Data Science is Changing the Role of Subject Matter Experts in Projects
“There’s no going back, and there’s no hiding the information. So let everyone have it.” Andrew Kantor
“Sunlight is the best disinfectant.” William O. Douglas
There is a revolution in data analytics that is fundamentally changing how we think about the role of the Subject Matter Experts (SME), and the application of their knowledge to intellectual property type projects.
While I am dramatically simplifying these concepts, there are four high level processes you can follow to conduct analytics against a data set in support of a project. They are applicable regardless of what you are trying to analyze.
I would be interested if any of my Data Science friends would group them differently!
1) Consult with the SME’s and use their experience to identify the attributes that will be used to identify what you are looking for, then use these attributes to develop and automate your analysis.
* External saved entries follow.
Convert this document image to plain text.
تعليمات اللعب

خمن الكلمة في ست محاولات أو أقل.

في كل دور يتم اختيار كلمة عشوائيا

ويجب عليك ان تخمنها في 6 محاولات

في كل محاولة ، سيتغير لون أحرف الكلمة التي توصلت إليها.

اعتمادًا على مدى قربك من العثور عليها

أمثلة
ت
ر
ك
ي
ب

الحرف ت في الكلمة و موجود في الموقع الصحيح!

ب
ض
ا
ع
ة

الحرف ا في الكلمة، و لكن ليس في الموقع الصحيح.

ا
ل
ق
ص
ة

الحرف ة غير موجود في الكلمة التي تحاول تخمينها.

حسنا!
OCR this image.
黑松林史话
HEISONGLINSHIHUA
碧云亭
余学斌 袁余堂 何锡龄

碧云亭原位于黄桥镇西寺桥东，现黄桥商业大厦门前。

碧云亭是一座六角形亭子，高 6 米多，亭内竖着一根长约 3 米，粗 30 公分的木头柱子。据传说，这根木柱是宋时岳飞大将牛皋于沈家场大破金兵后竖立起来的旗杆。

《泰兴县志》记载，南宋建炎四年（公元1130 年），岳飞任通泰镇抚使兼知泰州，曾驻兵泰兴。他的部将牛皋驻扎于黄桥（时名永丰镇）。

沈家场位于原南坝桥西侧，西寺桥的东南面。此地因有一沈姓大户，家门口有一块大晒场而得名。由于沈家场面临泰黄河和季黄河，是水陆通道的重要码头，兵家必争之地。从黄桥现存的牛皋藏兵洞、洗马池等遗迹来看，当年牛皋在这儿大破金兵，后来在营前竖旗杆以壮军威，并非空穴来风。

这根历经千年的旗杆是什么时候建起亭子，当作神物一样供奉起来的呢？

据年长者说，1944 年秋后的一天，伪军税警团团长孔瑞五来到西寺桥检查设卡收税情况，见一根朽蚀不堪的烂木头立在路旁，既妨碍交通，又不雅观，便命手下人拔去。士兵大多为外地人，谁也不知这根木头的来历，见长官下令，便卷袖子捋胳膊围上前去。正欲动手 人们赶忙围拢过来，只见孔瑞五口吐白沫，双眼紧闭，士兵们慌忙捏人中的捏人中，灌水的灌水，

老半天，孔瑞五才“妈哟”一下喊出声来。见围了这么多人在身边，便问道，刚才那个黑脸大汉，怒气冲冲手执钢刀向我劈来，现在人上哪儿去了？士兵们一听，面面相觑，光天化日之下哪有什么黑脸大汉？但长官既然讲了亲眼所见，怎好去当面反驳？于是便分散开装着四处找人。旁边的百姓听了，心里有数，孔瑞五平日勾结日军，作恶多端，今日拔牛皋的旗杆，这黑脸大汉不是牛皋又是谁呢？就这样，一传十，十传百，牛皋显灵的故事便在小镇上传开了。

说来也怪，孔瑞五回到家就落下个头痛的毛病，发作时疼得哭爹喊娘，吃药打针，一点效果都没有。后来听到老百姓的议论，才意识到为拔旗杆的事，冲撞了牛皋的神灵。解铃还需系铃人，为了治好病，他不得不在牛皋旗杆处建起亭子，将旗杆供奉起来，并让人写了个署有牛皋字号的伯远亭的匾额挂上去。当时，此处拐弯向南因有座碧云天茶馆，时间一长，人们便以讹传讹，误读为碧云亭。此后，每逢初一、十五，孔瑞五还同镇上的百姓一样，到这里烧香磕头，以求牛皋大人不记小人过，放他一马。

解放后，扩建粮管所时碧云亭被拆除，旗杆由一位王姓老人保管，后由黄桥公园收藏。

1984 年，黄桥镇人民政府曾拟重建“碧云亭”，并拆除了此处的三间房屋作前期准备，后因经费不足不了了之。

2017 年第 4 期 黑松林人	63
This works well with a predictive project management model because you can gather requirements in advance and build to them, but it relies almost entirely on the SME being correct.
2) Consult with the SME’s to identify the attributes they believe will be used to identify what you are looking for. Then apply a Bayesian derived algorithm to prove or disprove the hypothesis, make modifications and rerun the algorithm. This iterative process is followed until the output of the process has been validated. At this point the adoption of an agile or a predictive approach for the final product depends entirely on the nature the work.
3) Big Data statistical analysis. Take the entire population (if possible) and compare everything to everything until you have a statistically accurate mean. Then begin to look for outliers until you have built a model that that accurately identifies whatever you are looking for. The model is then validated by the SME’s and the appropriate project management model is chosen based on what the data is being used for.
Note that the role of the SME evolves from being the source of the requirements to validating the output of the analysis. All three of these methods maintain traceability from the data elements determined to have the highest value to the output of the analysis. Finally, while the first method clearly points to a traditional requirements elicitation and a predictive project management model, the project approach for the other two should be decided based on what your organization is trying to accomplish.
If you require a high level of documentation and traceability then you can view the data analysis as a form of requirements elicitation. Once you have the requirements, you can build a production system using those requirements to develop a traditional predictive project plan.
If you can use the output of the analysis without further development, you can view the data analysis as the project itself and use an agile methodology. There is a fourth type of data analytics.
4) Machine learning takes an entirely different approach.
A simple example used to explain machine learning goes like this: You want to teach a computer to recognize a cat. Using a traditional method, you would decompose the attributes of “cat” until you had captured them all, then you would write a software program that instructed the computer to check for those before determining if it was “looking” at a cat. The problem with this method is that there are many varieties of “cat”, and it would be almost impossible to differentiate between “cat” and “raccoon”.
The machine learning approach would be to develop an algorithm and then “show” the computer hundreds of thousands of pictures, identifying those that represented a cat until the algorithm “learns” what a cat looks like! The algorithm “teaches” itself what a cat looks like, however exactly how it did so is not known, just the output. This is referred to as a “black box” because you have lost traceability between the requirements that listed the attributes of "cat" and the actual identification of the cat.
From a project management perspective, this can be a problem for certain industries (think law enforcement) where there must be a reason to target an individual, and the reason can’t be “we don’t know, the machine told us to!” In instances like this, there must be traceability. Machine learning tools should be used as indicators, and the actual decision to proceed should be validated and augmented by SME’s. In this example, the SME makes the actual decision based on their expertise in analyzing the output.
The increasing use of big data, data analytics and machine learning make it even more important that the project manager has a clear understanding of the purpose of the project, the environment it will be deployed in and the environment that the project is being developed in.
I have an overseas trip coming up, and I am required to take the airline that my organization has negotiated the “best” rates. I love when we pick a new contract carrier because I suddenly go from concierge lounge access and upgrades to steerage class seats. I also noticed that a lot of the airlines “code share” for intercontinental flights, however you can’t get your seat assignment until 36 hours before the flight leaves! How is it possible that with todays technology I can’t log on and get a seat assignment? As technology gets better, large businesses should focus on the day to day customer experience. Come on, this is ridiculous!